For B rewrite the equation as $$$(A + B) - (C + D) = k$$$
Loop through all possible values of $$$(A + B)$$$ and calculate how many pairs($$$1 <= a <= n$$$, $$$1 <= b <= n$$$) can form $$$(A + B)$$$ same for $$$(A + B) - k$$$ = $$$(C + D)$$$ and multiply the both
Submission: Link

And nothing will happen to your rating

My proof contains a bit of cases but is overall quite clean.

Let us show four facts (true for cells with indexes $$$\ge 5$$$):

1) The configuration x x does not occur. This follows directly from the statement.

2) The configuration 2 1 2 does not occur. Indeed, it would generate

? 0 0
2 1 2

but we have already established that 0 0 cannot occur.

3) The configuration 1 2 1 does not occur. Indeed, it would generate

? 0 0
1 2 1

but we have already established that 0 0 cannot occur.

4) The configuration 0 2 0 does not occur. Indeed, it would generate

2 1 2
0 2 0

but we have already established that 2 1 2 cannot occur.

Now that we have these four facts, consider three consecutive cells x y z. It holds $$$y\not= x$$$ and $$$y\not=z$$$.

1. If $$$y=0$$$ then $$$y=mex(x, z)$$$.
2. If $$$y=1$$$ then either $$$y=mex(x, z)$$$ or $$$x=z=2$$$ which is impossible.
3. If $$$y=2$$$ then either $$$y=mex(x, z)$$$ or $$$x=z=0$$$ which is impossible or $$$x=z=1$$$ which is impossible.

Thus we have proven that $$$y=mex(x,z)$$$. As a consequence (by induction on the indices) we get

Hence we have shown $$$a(i,j) = a(i-1,j-1)$$$ for any $$$i,j$$$ large enough ($$$i,j\ge 5$$$ should be enough).

$$$k>n$$$ is zero.

Say among four columns A, B, C and D, you can swap pairs (A, B), (A, C) and pairs (C, D), so all of these form a single component.

We can achieve all orderings by an order of swaps. Starting from ABCD, to get BDAC, we make swaps to get ABCD -> BACD-> BCAD-> BDAC, to get CBDA, we follow ABCD-> ABDC-> CBDA.

We can see that for a pair(x, y), we can achieve this swaps through a sequence of swaps, if x and y lie in same connected component.

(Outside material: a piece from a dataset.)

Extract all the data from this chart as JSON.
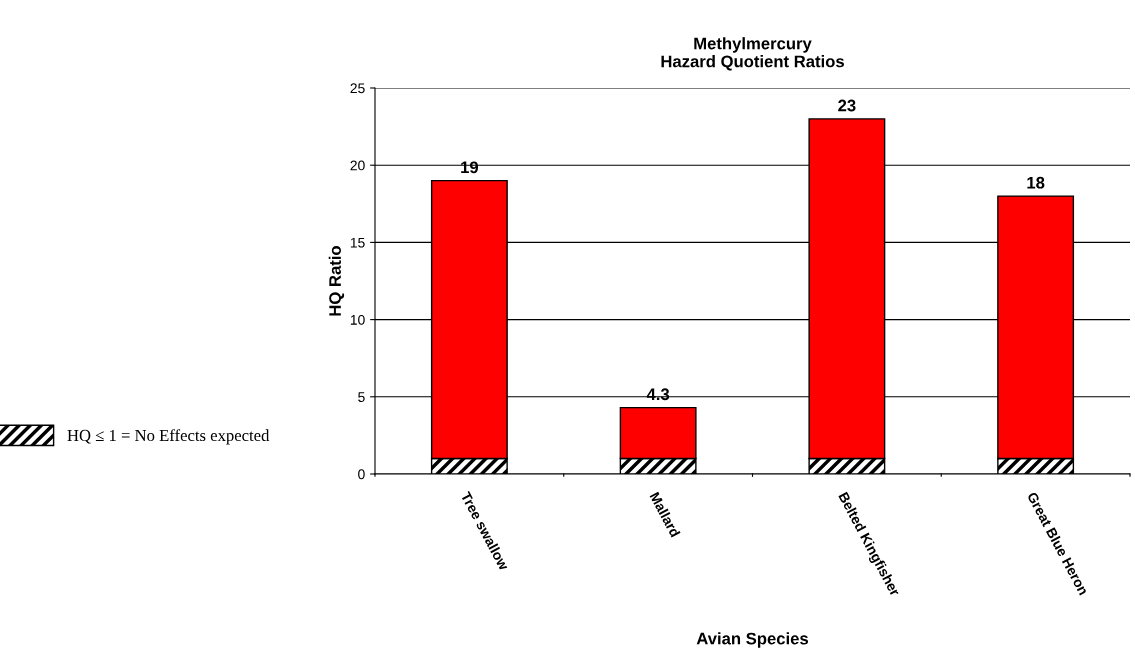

Visualize like moving on a path over spanning tree formed by these edges (pairs).

let's denote the transposition of positions i and j by (i j).

then (A C) = (A B)*(B C)*(A B) (* denotes the function composition)

it's easy to prove inductively that in order to generate the entire permutations, you only need N-1 transpositions forming a spanning tree, using the above equality.

(this is also one of the basic exercise you'll find in any group theory course)

This overflows because you multiplicate three multiplicators, then use the mod operation. Since the mod value is at about 2^30 that would require the integer type to be about 90 bit. Use instead something like cout<<((((s1%mod)*(s2%mod))%mod)*(s3%mod))%mod; multiplication one value at a time.

For context, the editorial of problem B says that it can also be solved using "inclusion-excusion and so on" in $$$O(1)$$$. Would be great if someone could briefly explain the approach.